Scientists at Columbia University have devised a clever way of converting thoughts into speech using a nifty combination of speech synthesizers and artificial intelligence (AI).
The technology effectively connects to and "listens" to the brain, detecting patterns of activity it can then "translate" into words. As of right now, its abilities are relatively basic but, as the researchers note in Scientific Reports, the possibilities are huge. Not only could it offer us a way to communicate with computers, it may one day offer potentially life-changing solutions to people with speech-limiting conditions – for example, those who have had a stroke or are living with amyotrophic lateral sclerosis (ALS), like the late great Stephen Hawking.
The process hinges on the tell-tale patterns of activity that light up our brains when we speak or even just think about speaking. Similarly, when we listen to someone else speak (or imagine doing so), there are various other patterns that present in the brain.
But while previous attempts to "read" brain activity have relied on spectrogram-analyzing computer models and have been unsuccessful, this new technique uses the technology adopted by Apple for Siri and Amazon for Alexa – an AI-enabled vocoder.
Vocoders are a type of computer algorithm that is able to synthesize speech, but first it has to be trained on recordings of people talking. For this particular study, led by Nima Mesgarani, a principal investigator at Columbia University's Mortimer B. Zuckerman Mind Brain Behavior Institute, the vocoder was trained with the help of five epilepsy patients, chosen because they were already undergoing brain surgery. While the epilepsy patients were asked to listen to the speech of various different people, the researchers monitored their brain activity.
Then, the experiment really began. To test whether or not the algorithm was now able to "read" the participants' brainwaves, the researchers played recordings of the same speakers reeling off sequences of digits between 0 and 9. The brain signals of the epilepsy patients were recorded and run through the vocoder. The results of the vocoder were then checked and "cleaned up" with AI (neural networks). Finally, a robotic-sounding voice repeated the sequence numbers.
To determine how accurate (or not) the AI-enabled vocoder had been, the researchers asked participants to listen to the recording and say what they heard.
"We found that people could understand and repeat the sounds about 75 percent of the time, which is well above and beyond any previous attempts," Mesgarani said of the result in a statement.
"The sensitive vocoder and powerful neural networks represented the sounds the patients had originally listened to with surprising accuracy."

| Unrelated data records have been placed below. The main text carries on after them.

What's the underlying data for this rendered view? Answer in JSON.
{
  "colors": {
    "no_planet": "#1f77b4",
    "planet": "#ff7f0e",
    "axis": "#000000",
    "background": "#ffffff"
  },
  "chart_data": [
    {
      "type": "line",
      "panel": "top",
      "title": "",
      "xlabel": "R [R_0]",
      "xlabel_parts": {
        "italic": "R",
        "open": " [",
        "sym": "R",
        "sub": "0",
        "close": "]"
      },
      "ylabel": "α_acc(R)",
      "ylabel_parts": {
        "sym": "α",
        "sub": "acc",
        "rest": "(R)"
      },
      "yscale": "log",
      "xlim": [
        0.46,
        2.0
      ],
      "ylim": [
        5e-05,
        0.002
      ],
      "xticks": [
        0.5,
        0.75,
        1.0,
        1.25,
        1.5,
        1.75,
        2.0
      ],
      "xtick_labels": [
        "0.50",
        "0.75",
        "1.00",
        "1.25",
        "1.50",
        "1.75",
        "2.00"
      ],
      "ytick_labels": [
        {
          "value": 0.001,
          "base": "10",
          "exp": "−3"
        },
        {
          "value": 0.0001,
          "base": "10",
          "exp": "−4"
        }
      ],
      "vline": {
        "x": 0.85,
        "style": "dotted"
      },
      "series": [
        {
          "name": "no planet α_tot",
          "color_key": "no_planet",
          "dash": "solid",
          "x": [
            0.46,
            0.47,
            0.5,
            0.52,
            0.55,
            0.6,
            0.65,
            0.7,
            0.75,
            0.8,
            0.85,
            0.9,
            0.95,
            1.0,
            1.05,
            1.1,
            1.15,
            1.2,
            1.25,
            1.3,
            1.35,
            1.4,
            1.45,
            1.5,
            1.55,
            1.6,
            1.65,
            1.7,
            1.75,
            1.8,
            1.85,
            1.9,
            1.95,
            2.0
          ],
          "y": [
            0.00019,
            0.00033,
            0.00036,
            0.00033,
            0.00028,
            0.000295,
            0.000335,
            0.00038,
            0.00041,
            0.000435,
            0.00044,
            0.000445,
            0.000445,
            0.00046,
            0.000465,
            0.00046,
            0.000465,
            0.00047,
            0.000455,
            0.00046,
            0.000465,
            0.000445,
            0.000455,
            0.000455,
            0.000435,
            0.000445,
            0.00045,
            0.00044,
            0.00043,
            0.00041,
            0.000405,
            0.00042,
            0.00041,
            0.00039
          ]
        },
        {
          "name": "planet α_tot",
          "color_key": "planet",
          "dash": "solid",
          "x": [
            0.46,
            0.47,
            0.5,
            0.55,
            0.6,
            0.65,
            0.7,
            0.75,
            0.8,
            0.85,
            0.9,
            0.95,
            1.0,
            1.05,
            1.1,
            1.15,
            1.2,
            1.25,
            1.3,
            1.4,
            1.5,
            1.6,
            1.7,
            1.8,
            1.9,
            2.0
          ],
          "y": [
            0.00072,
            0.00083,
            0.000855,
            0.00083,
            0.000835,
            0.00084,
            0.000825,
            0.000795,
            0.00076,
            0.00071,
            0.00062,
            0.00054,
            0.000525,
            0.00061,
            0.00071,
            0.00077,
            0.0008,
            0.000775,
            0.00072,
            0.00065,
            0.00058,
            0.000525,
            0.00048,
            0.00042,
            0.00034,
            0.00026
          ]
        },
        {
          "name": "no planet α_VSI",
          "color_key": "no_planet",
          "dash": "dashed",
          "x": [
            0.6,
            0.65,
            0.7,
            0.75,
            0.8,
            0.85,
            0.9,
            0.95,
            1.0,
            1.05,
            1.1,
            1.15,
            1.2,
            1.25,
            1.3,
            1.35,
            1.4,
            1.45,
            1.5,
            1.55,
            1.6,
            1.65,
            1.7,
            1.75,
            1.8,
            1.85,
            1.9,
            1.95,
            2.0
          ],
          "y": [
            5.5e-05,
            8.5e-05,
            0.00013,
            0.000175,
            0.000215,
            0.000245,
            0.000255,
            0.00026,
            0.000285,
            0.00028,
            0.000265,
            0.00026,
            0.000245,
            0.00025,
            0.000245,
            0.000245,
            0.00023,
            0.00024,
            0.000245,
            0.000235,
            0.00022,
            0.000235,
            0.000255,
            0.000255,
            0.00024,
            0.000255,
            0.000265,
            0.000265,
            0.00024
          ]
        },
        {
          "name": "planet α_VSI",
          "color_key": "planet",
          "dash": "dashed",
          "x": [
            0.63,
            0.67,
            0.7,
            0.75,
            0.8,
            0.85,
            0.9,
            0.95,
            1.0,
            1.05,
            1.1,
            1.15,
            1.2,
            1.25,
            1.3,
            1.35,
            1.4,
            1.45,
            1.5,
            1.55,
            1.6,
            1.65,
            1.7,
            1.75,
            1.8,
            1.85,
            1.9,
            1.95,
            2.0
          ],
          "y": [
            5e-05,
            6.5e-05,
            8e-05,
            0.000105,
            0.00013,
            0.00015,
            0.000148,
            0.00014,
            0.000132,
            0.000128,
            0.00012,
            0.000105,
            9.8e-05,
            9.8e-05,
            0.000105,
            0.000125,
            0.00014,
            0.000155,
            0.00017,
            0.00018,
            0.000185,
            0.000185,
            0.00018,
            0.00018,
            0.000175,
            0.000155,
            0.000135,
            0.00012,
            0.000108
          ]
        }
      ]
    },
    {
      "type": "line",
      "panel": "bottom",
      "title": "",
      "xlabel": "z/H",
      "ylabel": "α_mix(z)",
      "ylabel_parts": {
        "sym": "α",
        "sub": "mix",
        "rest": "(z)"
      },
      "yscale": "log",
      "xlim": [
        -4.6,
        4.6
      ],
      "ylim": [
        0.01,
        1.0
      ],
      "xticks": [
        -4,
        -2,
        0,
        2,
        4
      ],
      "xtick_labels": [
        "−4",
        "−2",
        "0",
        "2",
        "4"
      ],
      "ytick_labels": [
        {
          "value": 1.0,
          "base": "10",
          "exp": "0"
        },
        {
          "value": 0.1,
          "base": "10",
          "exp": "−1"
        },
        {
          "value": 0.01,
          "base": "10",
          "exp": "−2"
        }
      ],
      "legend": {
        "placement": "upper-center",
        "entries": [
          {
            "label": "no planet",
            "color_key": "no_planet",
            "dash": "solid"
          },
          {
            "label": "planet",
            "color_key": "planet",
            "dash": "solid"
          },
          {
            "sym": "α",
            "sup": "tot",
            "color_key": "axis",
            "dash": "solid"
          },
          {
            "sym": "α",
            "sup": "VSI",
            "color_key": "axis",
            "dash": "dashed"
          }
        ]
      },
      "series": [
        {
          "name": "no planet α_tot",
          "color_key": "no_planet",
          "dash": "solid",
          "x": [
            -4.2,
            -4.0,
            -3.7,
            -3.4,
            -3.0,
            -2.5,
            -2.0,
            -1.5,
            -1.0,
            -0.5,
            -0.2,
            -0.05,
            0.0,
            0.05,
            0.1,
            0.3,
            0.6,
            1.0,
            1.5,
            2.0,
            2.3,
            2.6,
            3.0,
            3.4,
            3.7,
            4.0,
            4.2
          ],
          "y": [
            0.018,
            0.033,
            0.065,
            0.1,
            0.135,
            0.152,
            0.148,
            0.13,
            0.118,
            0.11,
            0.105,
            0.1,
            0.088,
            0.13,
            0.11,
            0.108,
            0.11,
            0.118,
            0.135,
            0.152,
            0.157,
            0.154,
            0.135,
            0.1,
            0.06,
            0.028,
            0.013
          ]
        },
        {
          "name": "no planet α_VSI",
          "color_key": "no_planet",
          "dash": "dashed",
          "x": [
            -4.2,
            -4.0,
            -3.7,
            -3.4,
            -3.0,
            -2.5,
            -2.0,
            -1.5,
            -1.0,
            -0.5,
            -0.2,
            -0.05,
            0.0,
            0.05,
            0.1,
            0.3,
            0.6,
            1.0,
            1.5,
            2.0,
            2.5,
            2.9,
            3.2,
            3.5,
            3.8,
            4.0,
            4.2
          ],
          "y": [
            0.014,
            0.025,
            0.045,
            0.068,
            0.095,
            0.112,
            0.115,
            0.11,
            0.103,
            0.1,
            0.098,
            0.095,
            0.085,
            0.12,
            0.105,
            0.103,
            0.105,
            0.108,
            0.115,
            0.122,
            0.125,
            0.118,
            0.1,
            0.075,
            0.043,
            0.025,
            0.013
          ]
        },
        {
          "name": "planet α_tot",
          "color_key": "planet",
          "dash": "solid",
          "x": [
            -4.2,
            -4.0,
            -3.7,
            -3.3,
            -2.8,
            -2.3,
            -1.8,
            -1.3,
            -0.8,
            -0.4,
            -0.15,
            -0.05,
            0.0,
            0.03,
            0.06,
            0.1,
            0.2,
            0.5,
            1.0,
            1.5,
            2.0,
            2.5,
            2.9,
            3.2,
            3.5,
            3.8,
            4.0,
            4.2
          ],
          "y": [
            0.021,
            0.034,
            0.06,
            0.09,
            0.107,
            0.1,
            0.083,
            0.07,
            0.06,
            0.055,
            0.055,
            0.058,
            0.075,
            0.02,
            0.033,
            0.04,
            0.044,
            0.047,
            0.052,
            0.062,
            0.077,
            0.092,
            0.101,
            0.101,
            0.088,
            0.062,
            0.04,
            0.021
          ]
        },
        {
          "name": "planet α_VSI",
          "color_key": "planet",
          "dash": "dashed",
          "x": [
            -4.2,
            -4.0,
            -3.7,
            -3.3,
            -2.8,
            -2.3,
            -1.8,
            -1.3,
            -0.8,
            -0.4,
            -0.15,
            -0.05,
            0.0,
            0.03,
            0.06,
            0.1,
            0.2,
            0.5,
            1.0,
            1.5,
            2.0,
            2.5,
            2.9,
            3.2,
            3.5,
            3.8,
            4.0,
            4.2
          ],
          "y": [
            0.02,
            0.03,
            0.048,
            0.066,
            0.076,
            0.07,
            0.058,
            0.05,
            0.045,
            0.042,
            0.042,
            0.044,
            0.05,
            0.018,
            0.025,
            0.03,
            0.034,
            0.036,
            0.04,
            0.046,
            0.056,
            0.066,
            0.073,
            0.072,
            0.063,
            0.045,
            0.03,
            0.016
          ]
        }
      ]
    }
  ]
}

The next steps will be to try to work on more complicated sequences – for example, actual sentences such as "I need a glass of water". But while there is clearly some way to go and there are limitations to the technology as it stands at the moment, the implications could be ground-breaking.
"Our voices help connect us to our friends, family and the world around us, which is why losing the power of one's voice due to injury or disease is so devastating," Mesgarani added.
"With today's study, we have a potential way to restore that power. We've shown that, with the right technology, these people's thoughts could be decoded and understood by any listener."